When she came downstairs for dinner Annette was still busy in the kitchen and so it fell to me to offer her a drink and generally exhibit a hospitable streak which in the circumstances did not come easily.
We sat down and talked about her, both carefully avoiding the vexed subject of larceny. I am now an authority on sixteen-year-old girls. What do you want to know?
I suppose the biggest surprise is that they don’t call their teachers ‘sir’ any more. In fact they feel closer to their teachers than they do to their parents, partly because their teachers are younger and partly because their parents ‘don’t really know what’s going on’.
Their heroes are good-looking men, usually in adverts. They want to go to college purely because they can’t make up their minds about a career. Their favourite activity is listening to very loud music and drinking (the vodka wasn’t for her hosts, and Helen was now sipping a sweet sherry).
But – I have to admit it – they work hard. Helen Curtis is studying home economics, German, French, sociology, biology, chemistry, physics, maths, English and English literature and will take all ten subjects in her O level exams this summer. For the last two she has to write five essays each.
She sat in the chair and told me all this as if she hadn’t recently found time in her crowded schedule to rob my shops. But she’s a pretty little thing with her long blonde hair and it is not difficult to listen to her. She is the sort of girl who, if she was serving you over a shop counter, you would establish eye contact with, which was not always something that seemed necessary when you were out shopping.
When we sat down to dinner Annette tried to draw her out on the subject of her parents. The look in Helen’s eyes told me that we were exploring unwelcome territory.
‘My father was always bent,’ she announced as if she was revealing a fondness for golf.
‘Bent?’ said Annette.
‘A busy little word, bent,’ I said. ‘It has at least five quite different meanings.’
‘I meant dishonest,’ said Helen Curtis, the student of English. ‘When he was about twenty he switched the numbers on the front doors of two houses so the survey would get him a mortgage.’
‘He told you that?’ Annette asked.
‘He’s very proud of it.’
‘He’s very proud of you,’ I said, feeling that somebody should speak up for the absent father.
‘Well, I can’t say I’m proud of him.’
‘And what do you think of your headmaster, Mr Benson?’ Annette asked.
‘Weak,’ said Helen briefly.
She had an inner confidence that was unnerving in one so young, and she behaved as if the thieving spree had been the work of a quite different girl.
‘A tough nut,’ said Annette, when Helen had gone into the hall to make a phone call. ‘What happened to the carefree days of childhood?’
‘They don’t have them any more,’ I said. ‘They study sociology.’
Helen’s phone call was shorter than I had feared. An hour and a half’s chat to someone in Alice Springs was the sort of thing that I had expected.
‘Why did anyone buy the first telephone when there was no one to speak to?’ she asked when she came back.
‘That’s something that I’ve always wondered about,’ I said. I was afraid that she was going to sit around now so that we felt obliged to entertain her or submit to her choice of viewing on television, but she said that she was going upstairs to do her homework.
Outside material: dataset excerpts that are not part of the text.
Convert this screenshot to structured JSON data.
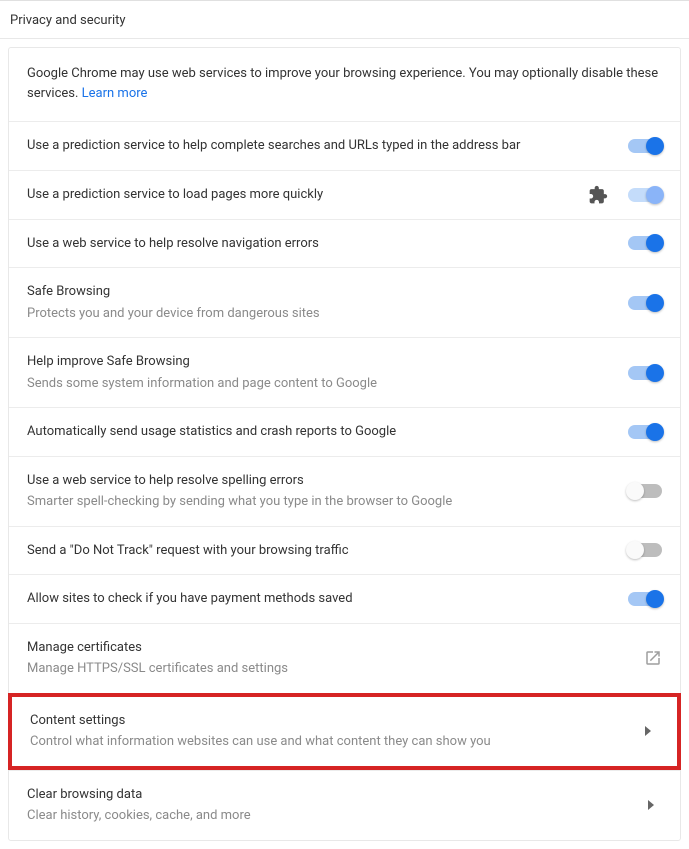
{
  "header": {
    "title": "Privacy and security"
  },
  "intro": {
    "text": "Google Chrome may use web services to improve your browsing experience. You may optionally disable these services.",
    "learn_more": "Learn more"
  },
  "rows": {
    "predict_addr": {
      "title": "Use a prediction service to help complete searches and URLs typed in the address bar"
    },
    "predict_pages": {
      "title": "Use a prediction service to load pages more quickly"
    },
    "nav_errors": {
      "title": "Use a web service to help resolve navigation errors"
    },
    "safe_browsing": {
      "title": "Safe Browsing",
      "sub": "Protects you and your device from dangerous sites"
    },
    "improve_sb": {
      "title": "Help improve Safe Browsing",
      "sub": "Sends some system information and page content to Google"
    },
    "stats": {
      "title": "Automatically send usage statistics and crash reports to Google"
    },
    "spelling": {
      "title": "Use a web service to help resolve spelling errors",
      "sub": "Smarter spell-checking by sending what you type in the browser to Google"
    },
    "dnt": {
      "title": "Send a \"Do Not Track\" request with your browsing traffic"
    },
    "payment": {
      "title": "Allow sites to check if you have payment methods saved"
    },
    "certs": {
      "title": "Manage certificates",
      "sub": "Manage HTTPS/SSL certificates and settings"
    },
    "content": {
      "title": "Content settings",
      "sub": "Control what information websites can use and what content they can show you"
    },
    "clear": {
      "title": "Clear browsing data",
      "sub": "Clear history, cookies, cache, and more"
    }
  }
}
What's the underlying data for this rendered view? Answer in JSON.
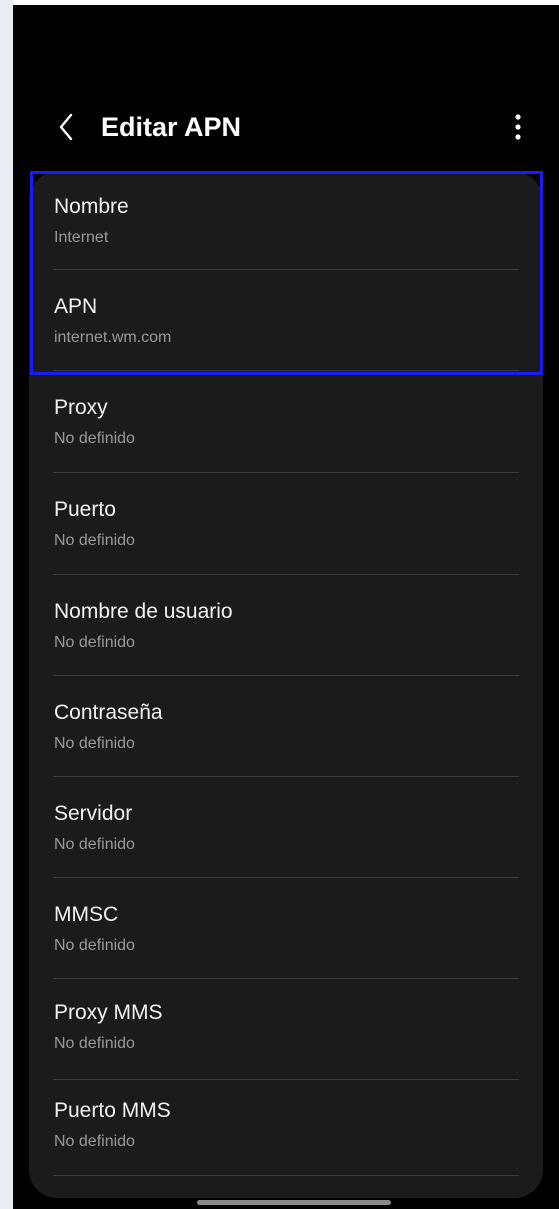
{
  "header": {
    "title": "Editar APN",
    "back_icon": "chevron-left-icon",
    "more_icon": "more-vertical-icon"
  },
  "fields": [
    {
      "label": "Nombre",
      "value": "Internet"
    },
    {
      "label": "APN",
      "value": "internet.wm.com"
    },
    {
      "label": "Proxy",
      "value": "No definido"
    },
    {
      "label": "Puerto",
      "value": "No definido"
    },
    {
      "label": "Nombre de usuario",
      "value": "No definido"
    },
    {
      "label": "Contraseña",
      "value": "No definido"
    },
    {
      "label": "Servidor",
      "value": "No definido"
    },
    {
      "label": "MMSC",
      "value": "No definido"
    },
    {
      "label": "Proxy MMS",
      "value": "No definido"
    },
    {
      "label": "Puerto MMS",
      "value": "No definido"
    }
  ],
  "colors": {
    "background": "#010101",
    "card": "#1b1b1b",
    "label": "#f2f2f2",
    "value": "#9a9a9a",
    "highlight": "#1a1aff"
  }
}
‘What is it?’ I asked, interested.
‘An essay on poetry.’
She disappeared upstairs, Annette vanished into the kitchen, and twenty minutes later when I seemed to have been reduced to watching a chat show on television, the front door bell rang for rather longer than was necessary. I got up to answer it.
Standing on the doorstep, a Sony Walkman clamped to both ears, was Steven Benson. He was wearing black jeans, black T-shirt and Chelsea boots. His dark hair, cut in a fashionable style which meant that the bottom inch was very short and the rest not cut at all, looked as if it hadn’t seen a comb for some time. His face looked tired and had no colour.